日記  2014年08月03日(日) に思った 経済 のこと

すき家の成功体験って、なんなの?

すき家の成功体験って、なんなの?

 7月31日、すき家の労働環境について、第三者委員会が「調査報告書」を公表した。

 平均残業時間は109時間、24時間連続勤務など、『蟹工船』や『女工哀史』のような違法就労の実態が明らかになった。驚くのは、これが外界から隔離されたタコツボではなく、私たちの身近も身近──街を歩けば必ず見かけるファストフード店で起こったことだ。

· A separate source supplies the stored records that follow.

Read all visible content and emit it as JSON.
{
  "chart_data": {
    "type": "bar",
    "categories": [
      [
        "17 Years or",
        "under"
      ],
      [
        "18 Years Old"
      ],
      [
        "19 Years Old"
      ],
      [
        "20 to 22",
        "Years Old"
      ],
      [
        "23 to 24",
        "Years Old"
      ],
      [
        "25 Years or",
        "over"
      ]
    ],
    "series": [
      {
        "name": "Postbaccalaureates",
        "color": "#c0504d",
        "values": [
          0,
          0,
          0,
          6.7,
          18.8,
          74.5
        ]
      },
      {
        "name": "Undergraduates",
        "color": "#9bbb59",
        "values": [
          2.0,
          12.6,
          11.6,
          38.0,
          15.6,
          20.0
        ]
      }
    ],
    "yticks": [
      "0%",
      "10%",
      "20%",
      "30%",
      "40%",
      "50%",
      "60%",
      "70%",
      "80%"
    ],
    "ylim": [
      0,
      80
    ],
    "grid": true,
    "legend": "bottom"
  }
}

 すき家のアルバイト、非正規雇用の人たちは、なぜ命令に逃げなかったのだろう? ちゃんとした教育を受け、転職の自由があって、家族や友人に相談できたはずなのに。暴力を振るったり、薬物を使った形跡はないが、ただ精神的にプレッシャーを与えるだけで、ここまで人間を使役できるんだろうか?
 全国2,000店舗でやれたんだから、属人的な問題じゃない。なにかしらテクニックがあるんだろうな。すき家は牛丼ではなく、従業員を使役するテクニックを売るべきだった。

成功体験?

 小川会長は「成功体験を体の中にもった幹部の意識は変えられなかった」と弁明したが、どんな成功体験だったのか? 法令違反を成功体験にしちゃダメだろう。

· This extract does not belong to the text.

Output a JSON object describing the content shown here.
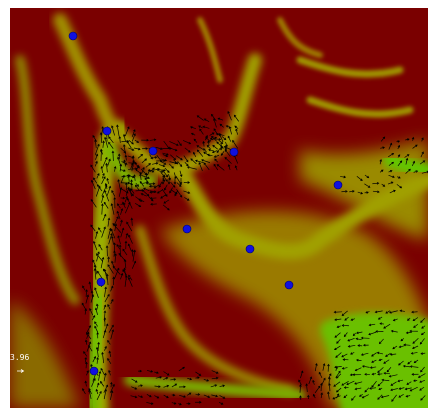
{
  "scale_label": "3.96"
}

 さらに小川会長は、ブラック企業という批判は「レッテル貼り」だと反発し、まじめにやってる社員を守る姿勢を見せた。
 ブラック企業の定義はともかく、法令違反を指摘されてなお、レッテル貼りだと言えちゃう神経がすごい。やっぱ、ちがうわぁ。

履歴を知ると、怖さ倍増

 ゼンショー会長、小川賢太郎氏の履歴もおもしろい。
 東京大学に進学するも、70年安保に身を投じ、社会主義革命を目指す。しかし挫折し、資本主義を受け入れ、吉野家に入社。ノウハウを身につけ、独立。古巣の吉野家を徹底的に追い詰め、また従業員も徹底的に絞りつくしたわけだ。

 なんというか、勇者のつもりで戦っていたら、魔王になっちゃったタイプかね。マゾがサドに転向したら、死ぬ寸前までやっちゃうって話を思い出した。コワイコワイ。

 繰り返すけど、これは私たちの身近で起こったことだ。ネットで話題になり、マスコミも報道したが、なお止められなかったし、いまなお止まっていない。これから止まるかも不明だ。

 すき家は特殊な会社かもしれないが、似たようなことはどこでも起こっているんだろうなぁ。権利を保証して、監督署を作って、教育を施しても、なお隷属してしまう。あるいは、隷属させるテクニックを見つけてしまう。どうすりゃいいんだろう。